"Me entrego a vosotros. Veis que no me resisto. Tiene que ser así. Sacrifico mi vida, mi futuro, mi carne que sufrirá por vuestra salvación. Yo que soy un hombre que podría amar, que tengo miedo como todos los demás hombres, renuncio a todo lo que podía haber sido. Seguid mi ejemplo. Sed dignos de todo el amor que siento por vosotros"
La civilización es esto, así resiste y se perpetúa décadas y siglos, gracias a un funcionario que pega sellos y comprueba con entusiasmo y pulcritud las facturas de la reparación de la caldera de la casa cuartel de Alcazar de San Juan. Porque esto es transcendental, porque cada gesto minúsculo y rutinario es la savia de un sistema, de una superestructura que exige sacrificios y renuncias y sobre todo compromiso. Y no hace preguntas, ni duda, ni cuestiona, tan sólo se mantiene en su garita, asienta y da vigor a los pilares de nuestro mundo previsible y rutinario. Es monótono, poco estimulante, previsible, no hay laureles ni vítores ni mujeres reclamando su esperma para engendrar una raza de atlantes; pero hay seguridad y la razón higiénica, aplastante y analgésica de un mundo que es algo mejor que una caverna donde los caníbales se hacen fuertes. Los imperios colapsan cuando el legionario que camina sobre el muro confunde lo mediocre con lo insignificante y aspira al pectore broncíneo del centurión. Abandona su ronda, desoye su compromiso, menosprecia su labor y olvida todo lo que sustenta su mirada perdida y sin hallazgos hacía la tierra de los bárbaros.
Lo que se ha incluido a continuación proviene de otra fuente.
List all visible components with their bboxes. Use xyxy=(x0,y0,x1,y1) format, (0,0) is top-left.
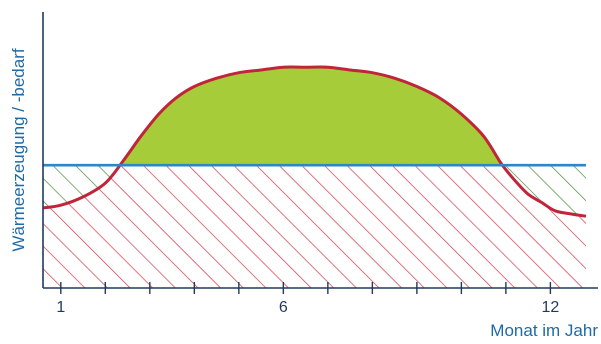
y-axis-title: Wärmeerzeugung / -bedarf xyxy=(9,48,28,251)
x-tick-label-12: 12 xyxy=(541,299,559,316)
surplus-area xyxy=(120,66,503,166)
demand-curve xyxy=(42,65,587,218)
x-tick-label-1: 1 xyxy=(56,299,65,316)
covered-demand-area xyxy=(43,165,586,288)
x-axis-title: Monat im Jahr xyxy=(490,321,598,340)
x-tick-label-6: 6 xyxy=(279,299,288,316)
deficit-area xyxy=(43,165,586,217)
Son estas la grietas de derriban la altas murallas, son las deserciones de los hombres que dudan las que arruinan los templos y los palacios y también las casas y el patrimonio de los hombres humildes.
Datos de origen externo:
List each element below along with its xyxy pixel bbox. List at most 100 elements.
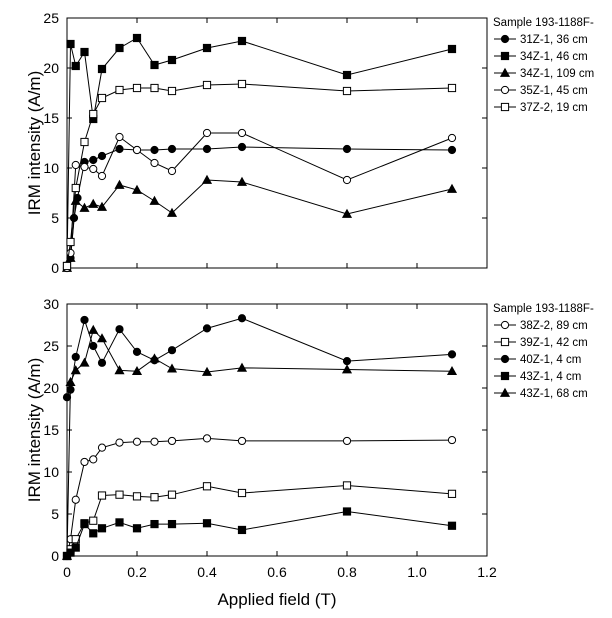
data-point — [70, 365, 81, 375]
data-point — [342, 144, 352, 154]
data-point — [80, 162, 89, 172]
series-4 — [62, 507, 457, 561]
data-point — [202, 434, 212, 443]
data-point — [132, 83, 142, 93]
data-point — [446, 183, 458, 193]
data-point — [97, 358, 107, 367]
data-point — [88, 324, 99, 334]
data-point — [97, 491, 107, 500]
data-point — [71, 61, 80, 71]
data-point — [97, 524, 107, 533]
data-point — [447, 44, 457, 54]
data-point — [97, 443, 107, 452]
data-point — [341, 364, 353, 374]
legend-marker — [499, 67, 511, 77]
data-point — [131, 365, 143, 376]
data-point — [202, 519, 212, 528]
series-line — [66, 329, 453, 557]
data-point — [131, 184, 143, 194]
data-point — [237, 488, 247, 498]
y-tick-label: 25 — [43, 338, 59, 354]
data-point — [89, 529, 98, 538]
legend-marker — [500, 102, 510, 112]
legend-marker — [499, 387, 511, 397]
data-point — [88, 198, 99, 208]
data-point — [150, 158, 159, 168]
legend-entry-label: 43Z-1, 68 cm — [520, 388, 588, 400]
legend-title: Sample 193-1188F- — [493, 17, 594, 29]
data-point — [166, 207, 178, 217]
y-tick-label: 15 — [43, 422, 59, 438]
data-point — [166, 363, 178, 373]
data-point — [150, 519, 159, 529]
series-3 — [62, 314, 457, 402]
chart-panel-1: 0 5 10 15 20 25 IRM intensity (A/m) Sample 193-… — [25, 10, 594, 276]
data-point — [150, 145, 159, 155]
data-point — [150, 83, 159, 93]
series-line — [66, 317, 453, 398]
y-tick-label: 0 — [51, 260, 59, 276]
legend-marker — [500, 371, 510, 381]
data-point — [132, 33, 142, 43]
legend-entry-label: 39Z-1, 42 cm — [520, 337, 588, 349]
data-point — [447, 145, 457, 155]
legend-entry-label: 35Z-1, 45 cm — [520, 85, 588, 97]
x-tick-label: 1.2 — [477, 564, 497, 580]
y-tick-label: 20 — [43, 380, 59, 396]
series-line — [66, 484, 453, 557]
data-point — [167, 519, 177, 529]
series-2 — [62, 33, 457, 271]
data-point — [237, 36, 247, 46]
data-point — [115, 438, 124, 447]
data-point — [89, 341, 98, 351]
series-3 — [61, 174, 458, 272]
data-point — [115, 490, 124, 499]
legend-marker — [500, 85, 510, 95]
data-point — [89, 155, 98, 165]
data-point — [97, 64, 107, 74]
data-point — [115, 132, 124, 142]
x-tick-label: 0.6 — [267, 564, 287, 580]
data-point — [132, 145, 142, 155]
data-point — [62, 393, 72, 402]
data-point — [89, 516, 98, 525]
data-point — [447, 133, 457, 143]
series-5 — [61, 324, 458, 560]
data-point — [202, 144, 212, 154]
data-point — [80, 519, 89, 529]
legend-entry-label: 34Z-1, 109 cm — [520, 68, 594, 80]
legend-entry-label: 40Z-1, 4 cm — [520, 354, 581, 366]
data-point — [342, 357, 352, 366]
legend-marker — [500, 34, 510, 44]
data-point — [96, 333, 108, 343]
data-point — [167, 86, 177, 96]
legend-entry-label: 37Z-2, 19 cm — [520, 102, 588, 114]
data-point — [149, 195, 160, 205]
series-1 — [62, 142, 457, 273]
data-point — [62, 261, 72, 271]
data-point — [341, 208, 353, 218]
y-tick-label: 10 — [43, 160, 59, 176]
data-point — [236, 362, 248, 372]
data-point — [149, 353, 160, 363]
y-tick-label: 5 — [51, 210, 59, 226]
data-point — [61, 550, 73, 560]
data-point — [66, 237, 75, 247]
x-tick-label: 0 — [63, 564, 71, 580]
x-axis-label: Applied field (T) — [217, 590, 336, 609]
data-point — [150, 493, 159, 502]
x-tick-label: 0.8 — [337, 564, 357, 580]
legend-marker — [500, 337, 510, 347]
data-point — [114, 365, 125, 375]
legend-entry-label: 43Z-1, 4 cm — [520, 371, 581, 383]
data-point — [71, 495, 80, 504]
data-point — [202, 80, 212, 90]
plot-frame — [66, 303, 488, 557]
data-point — [71, 352, 80, 362]
data-point — [202, 128, 212, 138]
data-point — [132, 437, 142, 446]
data-point — [167, 144, 177, 154]
data-point — [79, 202, 90, 212]
x-tick-label: 0.4 — [197, 564, 217, 580]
Es la épica del hombre común, la heroicidad de caballero guarda civil, escrupuloso y monógamo, la constancia en los valores de millones que como él los que nos permite cruzar por los semáforos con un grado de aventura aceptable. Hay tanta grandeza en lo minúsculo...No quisiera, una vez más, pervertir el mensaje, empocilgarlo con mis arabescos y volteretas. Es directo y sencillo porque su obra también lo es. Es el afecto y reconocimiento de un hombre que persevera en la rutina, en la cotidianeidad más pavorosa. De 8 a 14 de lunes a viernes. Después el arma y el uniforme en la taquilla. Y finalmente de regreso a casa, en metro, de paisano, donde le espera una mujer que no ama y no desea. Sin una duda, sin un amago, sin turbiedad ni victimismo. Es su vida, la acepta, la engrandece con su constancia y compromiso. La apura hasta el último rincón, consciente y lúcidamente. Delante de su mesa, factura a factura, sello a sello hasta las últimas consecuencias. Hay que tener dos huevos gigantescos, hay que ser un hombre de las cabeza a los pies para no pegarle fuego al archivador en lugar de cuidar minuciosamente que todas las carpetas estén archivadas alfabéticamente y el contenido de las mismas, en cambio, por orden cronológico. Me quito el sombrero. Mis respetos.